Native Ads Are Targeting Your Teens

Wishbone–a visual voting app–uses native advertising to surreptitiously target girls and young women between the ages of 13 and 25.

Quite simply, the app puts two pictures side by side, and visitors vote on the picture they like better. So in the example here, the app asks “Batman or Captain America?” However, you can’t help but notice that it is also all about the Minions.

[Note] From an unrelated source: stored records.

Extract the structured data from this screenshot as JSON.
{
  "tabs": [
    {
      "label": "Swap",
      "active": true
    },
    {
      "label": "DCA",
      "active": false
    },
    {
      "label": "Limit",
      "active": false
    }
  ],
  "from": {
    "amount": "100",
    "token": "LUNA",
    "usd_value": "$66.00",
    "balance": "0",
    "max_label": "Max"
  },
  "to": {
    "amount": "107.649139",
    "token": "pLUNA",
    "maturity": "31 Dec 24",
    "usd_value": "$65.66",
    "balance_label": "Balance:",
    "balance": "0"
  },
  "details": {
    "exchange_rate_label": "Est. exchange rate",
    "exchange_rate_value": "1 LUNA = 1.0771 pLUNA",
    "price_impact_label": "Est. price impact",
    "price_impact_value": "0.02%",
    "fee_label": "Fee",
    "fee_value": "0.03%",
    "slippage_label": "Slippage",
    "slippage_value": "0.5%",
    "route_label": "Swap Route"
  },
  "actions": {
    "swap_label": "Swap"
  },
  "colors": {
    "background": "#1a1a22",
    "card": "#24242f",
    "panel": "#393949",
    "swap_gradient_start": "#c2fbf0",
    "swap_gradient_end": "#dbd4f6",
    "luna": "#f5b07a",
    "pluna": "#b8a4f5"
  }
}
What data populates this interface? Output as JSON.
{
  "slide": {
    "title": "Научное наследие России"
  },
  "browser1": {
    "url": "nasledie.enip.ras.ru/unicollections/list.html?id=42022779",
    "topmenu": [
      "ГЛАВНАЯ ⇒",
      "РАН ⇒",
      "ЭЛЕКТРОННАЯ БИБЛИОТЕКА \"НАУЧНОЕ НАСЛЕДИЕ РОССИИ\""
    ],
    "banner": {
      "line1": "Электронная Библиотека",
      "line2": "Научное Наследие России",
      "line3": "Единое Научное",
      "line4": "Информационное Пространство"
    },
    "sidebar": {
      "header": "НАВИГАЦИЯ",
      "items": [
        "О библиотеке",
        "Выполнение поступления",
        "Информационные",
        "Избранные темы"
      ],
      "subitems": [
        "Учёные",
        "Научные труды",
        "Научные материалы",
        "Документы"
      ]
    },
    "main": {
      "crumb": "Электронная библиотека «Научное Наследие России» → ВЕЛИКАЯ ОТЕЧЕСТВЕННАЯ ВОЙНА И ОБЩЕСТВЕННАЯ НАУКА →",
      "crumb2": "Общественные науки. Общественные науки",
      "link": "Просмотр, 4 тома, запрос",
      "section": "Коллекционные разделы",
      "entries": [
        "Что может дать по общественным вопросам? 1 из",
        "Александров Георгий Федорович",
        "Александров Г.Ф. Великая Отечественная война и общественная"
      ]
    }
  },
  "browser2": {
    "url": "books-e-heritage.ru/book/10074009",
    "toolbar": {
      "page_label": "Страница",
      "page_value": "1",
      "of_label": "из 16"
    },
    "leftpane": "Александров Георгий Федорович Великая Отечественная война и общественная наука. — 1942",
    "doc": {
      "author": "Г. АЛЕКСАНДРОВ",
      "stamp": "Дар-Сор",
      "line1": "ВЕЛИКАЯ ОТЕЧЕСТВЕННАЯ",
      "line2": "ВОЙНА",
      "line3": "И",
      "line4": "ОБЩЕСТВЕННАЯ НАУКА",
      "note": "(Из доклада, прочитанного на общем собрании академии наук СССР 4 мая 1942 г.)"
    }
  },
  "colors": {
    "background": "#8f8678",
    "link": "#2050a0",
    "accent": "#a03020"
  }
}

Now is this an ad? I don’t know. But neither do the teenage girls (the site is 91% female) that are spending time voting on the site.

So what’s the issue?

An article in Ad Exchange noted, “Two million users engaged with the Taco Bell content [voting if they wanted to spend $1 or $5 for breakfast]. A separate campaign for Victoria’s Secret’s Pink line generated more than 1.5 million opens and a 26% click-through rate.” And, because the app is so popular they generate 25 million votes per day–that’s an awful lot of free market research.

As I discuss in my book, Black Ops Advertising, marketers are finding evermore clever ways to put branded content in front of us without us knowing we are being sold. In the case of Wishbone, we might think this is not a major issue. After all, it’s just a couple of pictures. What difference does it make if I vote for KFC chicken over McDonald’s McNuggets? Or, if your daughter likes Kim’s hair long versus short?

The difference is that the user has supplied important marketing research to the advertiser. Click on KFC, and you can be sure that the cell phone will be retargeted with ads to visit the local chicken joint, as will any computer or tablet associated with the account.

For marketers, this app is incredibly clever: it’s crowdsourced A/B testing combined with access to important market research on a key advertising demographic. For consumers, the benefits are not so clear cut.